The man who murdered 50 Muslims in Christchurch, New Zealand, has hailed President Trump as a “symbol of renewed white identity.” But Trump’s supporters piously deny he is any such thing. “If you find yourself using the tragedy in New Zealand to take backhanded swipes at conservatives in America — many of my colleagues already have — then you really have no shame and you are part of the problem,” complains Texas representative Dan Crenshaw. Acting White House chief of staff Mick Mulvaney appeared on Face the Nation to insist, “I don’t think anybody can say that the president is anti-Muslim.”
Anybody? Really? If bald-faced lying were not already a mundane practice for this administration, it would be astonishing to watch its defenders deny such a plainly obvious truth.
In the immediate aftermath of the September 11 terrorist attacks, the Bush administration made a concerted effort to distinguish between the radical sectarians who carried out the attacks and the broader Muslim population. By the end of the Bush era, though, a nativist hysteria was bubbling up from the grassroots, as evidenced by vivid scenes from McCain–Palin campaign stops in which delirious Republican voters voiced paranoid theories that Barack Obama was a secret Arab or Muslim.
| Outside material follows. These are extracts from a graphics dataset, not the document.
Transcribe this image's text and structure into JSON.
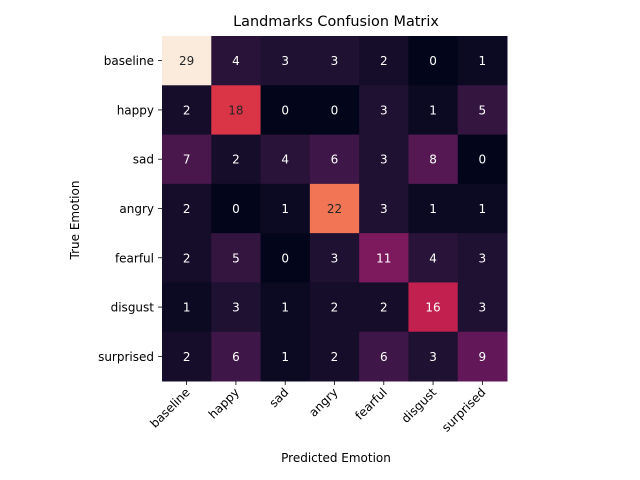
{
  "chart_data": {
    "type": "heatmap",
    "title": "Landmarks Confusion Matrix",
    "xlabel": "Predicted Emotion",
    "ylabel": "True Emotion",
    "x_categories": [
      "baseline",
      "happy",
      "sad",
      "angry",
      "fearful",
      "disgust",
      "surprised"
    ],
    "y_categories": [
      "baseline",
      "happy",
      "sad",
      "angry",
      "fearful",
      "disgust",
      "surprised"
    ],
    "values": [
      [
        29,
        4,
        3,
        3,
        2,
        0,
        1
      ],
      [
        2,
        18,
        0,
        0,
        3,
        1,
        5
      ],
      [
        7,
        2,
        4,
        6,
        3,
        8,
        0
      ],
      [
        2,
        0,
        1,
        22,
        3,
        1,
        1
      ],
      [
        2,
        5,
        0,
        3,
        11,
        4,
        3
      ],
      [
        1,
        3,
        1,
        2,
        2,
        16,
        3
      ],
      [
        2,
        6,
        1,
        2,
        6,
        3,
        9
      ]
    ],
    "value_range": [
      0,
      29
    ],
    "colormap": "rocket",
    "colorbar": false,
    "grid": false
  }
}
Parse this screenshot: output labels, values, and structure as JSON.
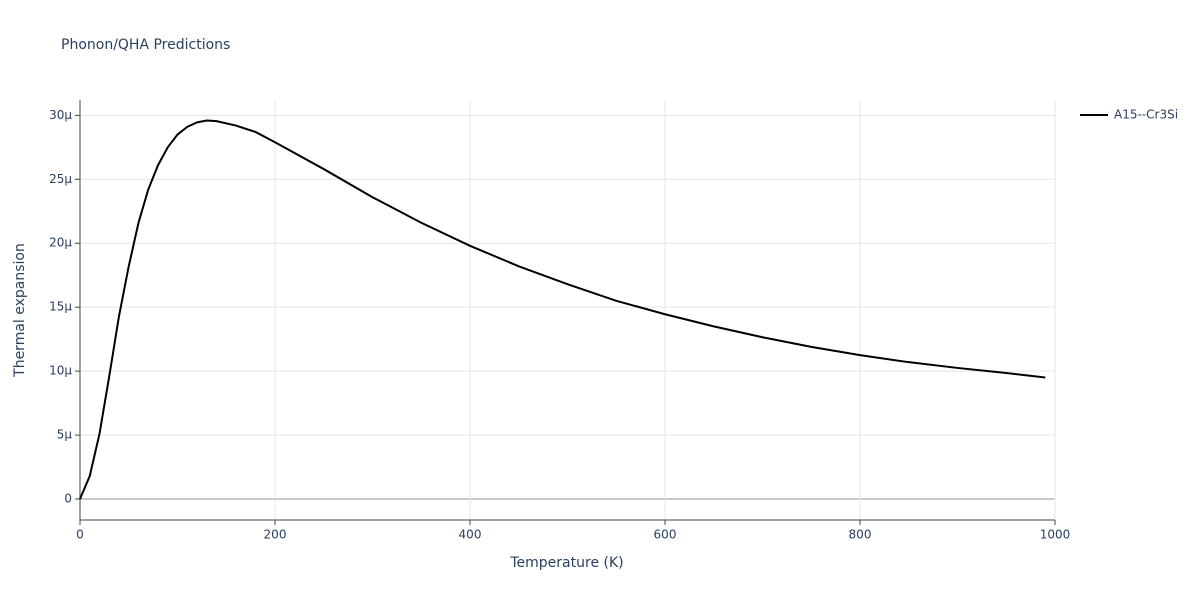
{
  "chart_data": {
    "type": "line",
    "title": "Phonon/QHA Predictions",
    "x_label": "Temperature (K)",
    "y_label": "Thermal expansion",
    "x": [
      0,
      10,
      20,
      30,
      40,
      50,
      60,
      70,
      80,
      90,
      100,
      110,
      120,
      130,
      140,
      160,
      180,
      200,
      250,
      300,
      350,
      400,
      450,
      500,
      550,
      600,
      650,
      700,
      750,
      800,
      850,
      900,
      950,
      990
    ],
    "series": [
      {
        "name": "A15--Cr3Si",
        "color": "#000000",
        "values": [
          0,
          1.8e-06,
          5.1e-06,
          9.6e-06,
          1.43e-05,
          1.82e-05,
          2.16e-05,
          2.42e-05,
          2.61e-05,
          2.75e-05,
          2.85e-05,
          2.91e-05,
          2.945e-05,
          2.96e-05,
          2.955e-05,
          2.92e-05,
          2.87e-05,
          2.79e-05,
          2.58e-05,
          2.36e-05,
          2.16e-05,
          1.98e-05,
          1.82e-05,
          1.68e-05,
          1.55e-05,
          1.445e-05,
          1.35e-05,
          1.265e-05,
          1.19e-05,
          1.125e-05,
          1.07e-05,
          1.025e-05,
          9.85e-06,
          9.5e-06
        ]
      }
    ],
    "xlim": [
      0,
      1000
    ],
    "xticks": [
      0,
      200,
      400,
      600,
      800,
      1000
    ],
    "ylim": [
      -1.64e-06,
      3.12e-05
    ],
    "yticks": [
      {
        "value": 0,
        "label": "0"
      },
      {
        "value": 5e-06,
        "label": "5µ"
      },
      {
        "value": 1e-05,
        "label": "10µ"
      },
      {
        "value": 1.5e-05,
        "label": "15µ"
      },
      {
        "value": 2e-05,
        "label": "20µ"
      },
      {
        "value": 2.5e-05,
        "label": "25µ"
      },
      {
        "value": 3e-05,
        "label": "30µ"
      }
    ],
    "grid": true,
    "legend": "right"
  }
}
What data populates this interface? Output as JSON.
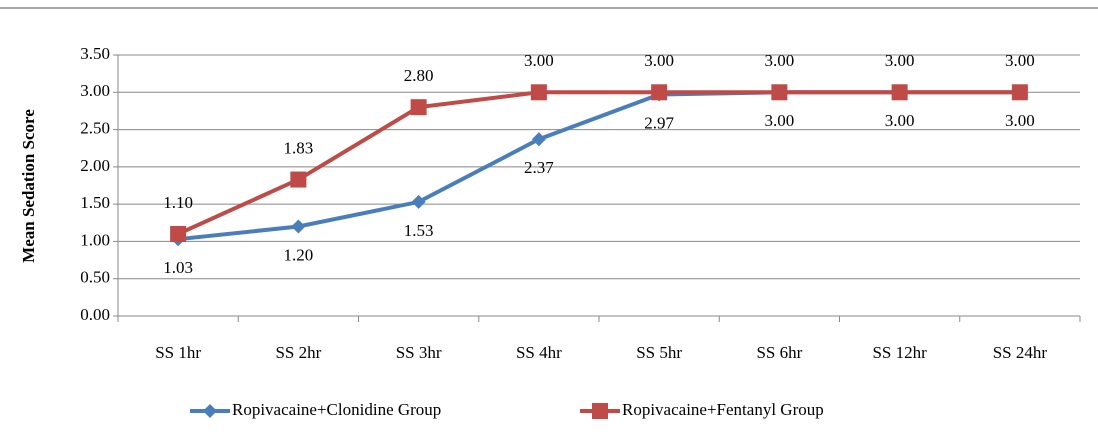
{
  "chart_data": {
    "type": "line",
    "y_label": "Mean Sedation Score",
    "categories": [
      "SS 1hr",
      "SS 2hr",
      "SS 3hr",
      "SS 4hr",
      "SS 5hr",
      "SS 6hr",
      "SS 12hr",
      "SS 24hr"
    ],
    "series": [
      {
        "name": "Ropivacaine+Clonidine Group",
        "color": "#4a7ebb",
        "marker": "diamond",
        "values": [
          1.03,
          1.2,
          1.53,
          2.37,
          2.97,
          3,
          3,
          3
        ],
        "value_labels": [
          "1.03",
          "1.20",
          "1.53",
          "2.37",
          "2.97",
          "3.00",
          "3.00",
          "3.00"
        ]
      },
      {
        "name": "Ropivacaine+Fentanyl Group",
        "color": "#be4b48",
        "marker": "square",
        "values": [
          1.1,
          1.83,
          2.8,
          3,
          3,
          3,
          3,
          3
        ],
        "value_labels": [
          "1.10",
          "1.83",
          "2.80",
          "3.00",
          "3.00",
          "3.00",
          "3.00",
          "3.00"
        ]
      }
    ],
    "ylim": [
      0,
      3.5
    ],
    "yticks": [
      {
        "value": 0,
        "label": "0.00"
      },
      {
        "value": 0.5,
        "label": "0.50"
      },
      {
        "value": 1,
        "label": "1.00"
      },
      {
        "value": 1.5,
        "label": "1.50"
      },
      {
        "value": 2,
        "label": "2.00"
      },
      {
        "value": 2.5,
        "label": "2.50"
      },
      {
        "value": 3,
        "label": "3.00"
      },
      {
        "value": 3.5,
        "label": "3.50"
      }
    ],
    "grid": true,
    "legend": "bottom"
  }
}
During Obama’s presidency, control of the Republican line on Muslims unmistakably passed into the hands of the bigots. Trump, who led the birther crusade, played a key role in this change. While Trump usually confined his racist sentiments about the African-American community to private conversations, he regularly articulated slanders against the Muslim community in public. He spread the lie that thousands of American Muslims cheered the 9/11 attacks. He insinuated that Ghazala Khan, a Muslim-American Gold Star mother whose husband spoke at the Democratic National Convention, “wasn’t allowed” to speak publicly. He claimed “Islam hates us,” and has deliberately refused to recognize a distinction between radical Islamists and the broader population: “It’s very hard to separate, because you don’t know who is who.”
Trump naturally attracted and promoted the most viciously anti-Islamic figures within his party. His first strategist, Steve Bannon, calls Islam “a religion of submission” and has tried to build a global religious conflict between Christians and Muslims. His first national security adviser, Michael Flynn, made wild public claims like, “Fear of Muslims is RATIONAL.” They attempted to enact a Muslim travel ban, later couched in euphemism, as an effort to prevent a “multidimensional and multigenerational” threat from Muslim-American communities — enshrining into official policy the notion that Muslim-Americans posed an inherent security threat and could not assimilate.
Trump’s bigotry against other minority groups is usually couched in euphemism, and — in the case of Jews — counteracted by displays of fervent philo-Semitism that obscures his racist dog-whistling. When it comes to Muslims, though, there’s no dog whistle, just a loud series of yelps. At the same time his party was insisting he has not a trace of bigotry, Trump spent the better part of his Sunday morning demanding the reinstatement of Jeanine Pirro, who was suspended for anti-Islamic bigotry so blatant not even Fox News could tolerate it.
The president’s enablers clearly long for him to give them some plausible basis to claim that he is free and clear of animus against Muslims. But he has not bothered to hide his intentions. It is telling that the party’s response to this refusal is either to ignore the president’s undisguised bigotry or to lie on his behalf.